A CAMPAIGN is under way to raise awareness around Scotland’s badgers.

Despite being the nation’s fourth-largest land mammal, badgers are seldom seen out in the wild due to their timid and nocturnal nature.

Wildlife groups now want to challenge myths and perceptions around the creatures as part of Scottish Badger Week.

The week is one of two awareness campaigns run by Scottish Badgers throughout the year along with Brocktober in October.

Elaine Rainey, programme manager of Scottish Badgers, said: “What we are trying to do is raise awareness about badgers and the issues that they face while trying to reach as wide an audience as possible.”
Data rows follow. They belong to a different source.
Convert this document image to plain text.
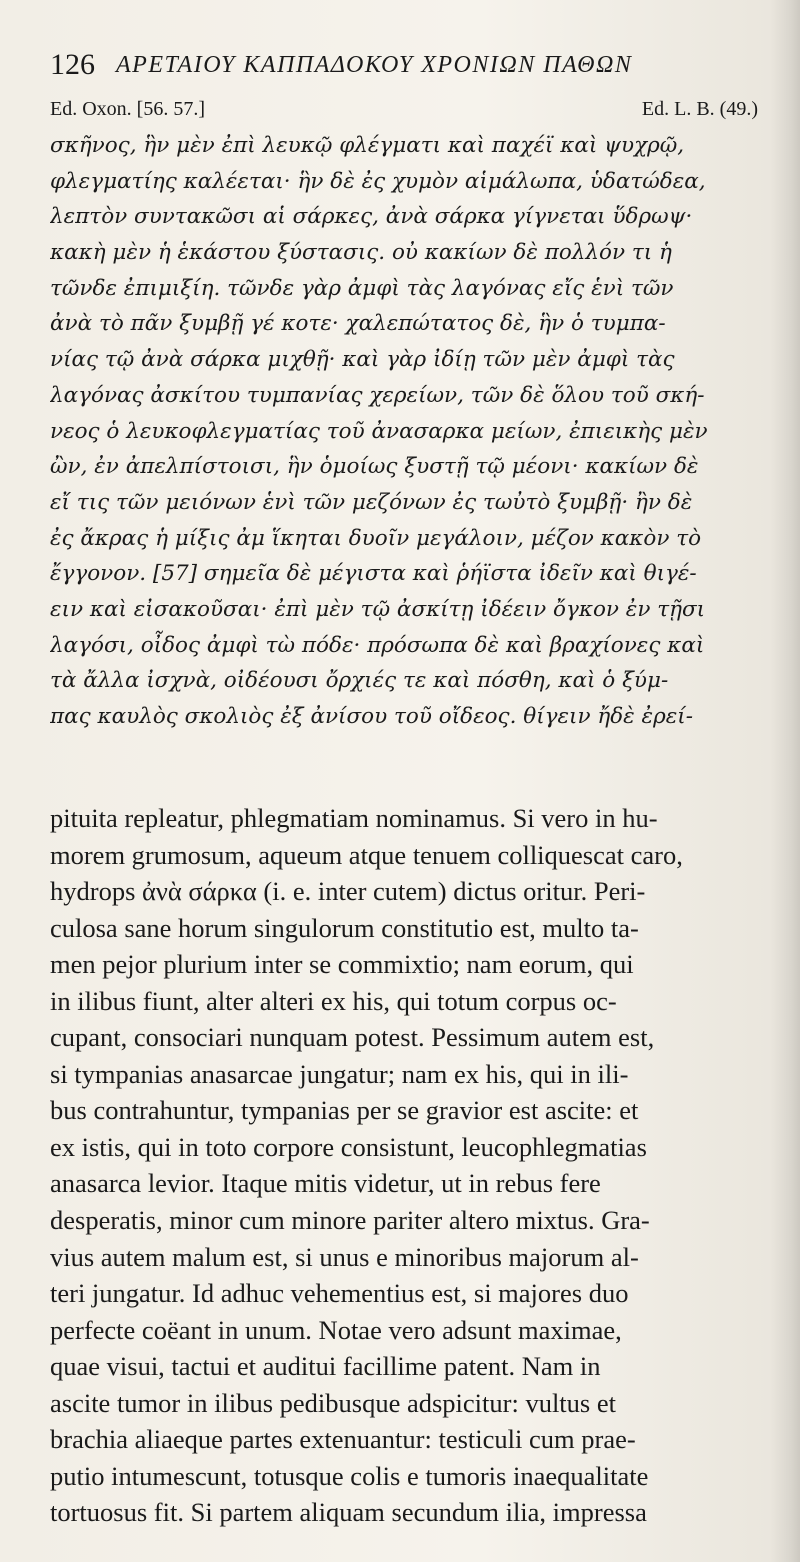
126 ΑΡΕΤΑΙΟΥ ΚΑΠΠΑΔΟΚΟΥ ΧΡΟΝΙΩΝ ΠΑΘΩΝ
Ed. Oxon. [56. 57.]	Ed. L. B. (49.)
σκῆνος, ἣν μὲν ἐπὶ λευκῷ φλέγματι καὶ παχέϊ καὶ ψυχρῷ,
φλεγματίης καλέεται· ἣν δὲ ἐς χυμὸν αἱμάλωπα, ὑδατώδεα,
λεπτὸν συντακῶσι αἱ σάρκες, ἀνὰ σάρκα γίγνεται ὕδρωψ·
κακὴ μὲν ἡ ἑκάστου ξύστασις. οὐ κακίων δὲ πολλόν τι ἡ
τῶνδε ἐπιμιξίη. τῶνδε γὰρ ἀμφὶ τὰς λαγόνας εἴς ἑνὶ τῶν
ἀνὰ τὸ πᾶν ξυμβῇ γέ κοτε· χαλεπώτατος δὲ, ἣν ὁ τυμπα-
νίας τῷ ἀνὰ σάρκα μιχθῇ· καὶ γὰρ ἰδίῃ τῶν μὲν ἀμφὶ τὰς
λαγόνας ἀσκίτου τυμπανίας χερείων, τῶν δὲ ὅλου τοῦ σκή-
νεος ὁ λευκοφλεγματίας τοῦ ἀνασαρκα μείων, ἐπιεικὴς μὲν
ὢν, ἐν ἀπελπίστοισι, ἣν ὁμοίως ξυστῇ τῷ μέονι· κακίων δὲ
εἴ τις τῶν μειόνων ἑνὶ τῶν μεζόνων ἐς τωὐτὸ ξυμβῇ· ἢν δὲ
ἐς ἄκρας ἡ μίξις ἀμ ἵκηται δυοῖν μεγάλοιν, μέζον κακὸν τὸ
ἔγγονον. [57] σημεῖα δὲ μέγιστα καὶ ῥήϊστα ἰδεῖν καὶ θιγέ-
ειν καὶ εἰσακοῦσαι· ἐπὶ μὲν τῷ ἀσκίτῃ ἰδέειν ὄγκον ἐν τῇσι
λαγόσι, οἶδος ἀμφὶ τὼ πόδε· πρόσωπα δὲ καὶ βραχίονες καὶ
τὰ ἄλλα ἰσχνὰ, οἰδέουσι ὄρχιές τε καὶ πόσθη, καὶ ὁ ξύμ-
πας καυλὸς σκολιὸς ἐξ ἀνίσου τοῦ οἴδεος. θίγειν ἤδὲ ἐρεί-
pituita repleatur, phlegmatiam nominamus. Si vero in hu-
morem grumosum, aqueum atque tenuem colliquescat caro,
hydrops ἀνὰ σάρκα (i. e. inter cutem) dictus oritur. Peri-
culosa sane horum singulorum constitutio est, multo ta-
men pejor plurium inter se commixtio; nam eorum, qui
in ilibus fiunt, alter alteri ex his, qui totum corpus oc-
cupant, consociari nunquam potest. Pessimum autem est,
si tympanias anasarcae jungatur; nam ex his, qui in ili-
bus contrahuntur, tympanias per se gravior est ascite: et
ex istis, qui in toto corpore consistunt, leucophlegmatias
anasarca levior. Itaque mitis videtur, ut in rebus fere
desperatis, minor cum minore pariter altero mixtus. Gra-
vius autem malum est, si unus e minoribus majorum al-
teri jungatur. Id adhuc vehementius est, si majores duo
perfecte coëant in unum. Notae vero adsunt maximae,
quae visui, tactui et auditui facillime patent. Nam in
ascite tumor in ilibus pedibusque adspicitur: vultus et
brachia aliaeque partes extenuantur: testiculi cum prae-
putio intumescunt, totusque colis e tumoris inaequalitate
tortuosus fit. Si partem aliquam secundum ilia, impressa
In Scotland, badgers and their setts are protected, but they still face persecution and licences are needed for activity within 30 metres of a badger sett.

Rainey said: “There’s various strands of badger persecution. It could be deliberate acts such as badger baiting, or badger digging, but we’ve also got issues like unlicensed or illegal agricultural operations or forestry operations where badgers and their setts might be damaged. Sort of reckless, way of otherwiselegal activities.”

Badger baiting is a blood sport where badgers are forced to fight with dogs, Rainey emphasised, “It is an issue in Scotland, people think that fighting with dogs is a thing of the past, a Victorian sport, but it still happens across Scotland,” Rainey said.

“Badgers are protected and their setts are protected, but their foraging grounds are not.”

The creatures were nearly extinct in Scotland at the end of the 19th century but are now in recovery.

It is estimated that there are around 9500 badger setts but the current badger population is not known, a survey is currently being carried out with the results expected in 2025.

The three-year survey, Get Sett Scotland is a citizen science project which aims to discover the density and distribution of badger setts in Scotland.

The survey examines 1000 one-kilometre squares across the country searching for signs of badger activity and sett disturbance.

As with most wildlife in Scotland, badgers are facing challenges sourcing food due to increasing temperatures.

The majority of a badger’s diet is made of earthworms, and during warmer weather the worms dig further into the ground making it difficult for badgers to forage.

Rainey explained: “Badgers have to work harder for their food and they expend more energy to get the same amount which will have an effect on their ability to get enough food.”

With limited food options, the animals are increasingly venturing closer to human habitation resulting in more road causalities, the main impact on badger populations.

They also have a bit of a bad reputation as being aggressive, carriers of disease, and as predators of hedgehogs and bumble bees. In addition to this, they are often associated with bovine tuberculosis (TB) which has resulted in culling in England. Scotland is a TB-free zone and there is little evidence of badgers preying on hedgehogs.

Lyndsay Mark, Scottish wildlife trust visitor experience manager, said: “They come out at night and I suppose they can be quite secretive and quiteshy. They’re not brazen like foxes.

“You don’t tend to see them very often, often the only times that people have seen them are dead at the side of the roads, unfortunately.

“We are trying to bridge that gap, so that people are getting to see the badgers rather than going oh, these are really vicious horrible creatures.

"That’s not the case. They are really sociable and keep to themselves.”

The week coincides with the start of the badger-watching season as cubs start to emerge from setts. Badgers can be viewed from Falls of Clyde from May to August.

Scottish Wildlife Trust organises badger-watching events.

Mark said: “Falls of Clyde has badgers all over it, you can’t go a few metres without seeing badger snuffle holes or diggings.

“What’s important is being able to go to a sett and you can be far enough away to not disturb them but be able to get some good views. It feels really special to take people to see them, it’s really natural.”

Events are taking place throughout the week to celebrate badgers including talks, stalls and badger watches.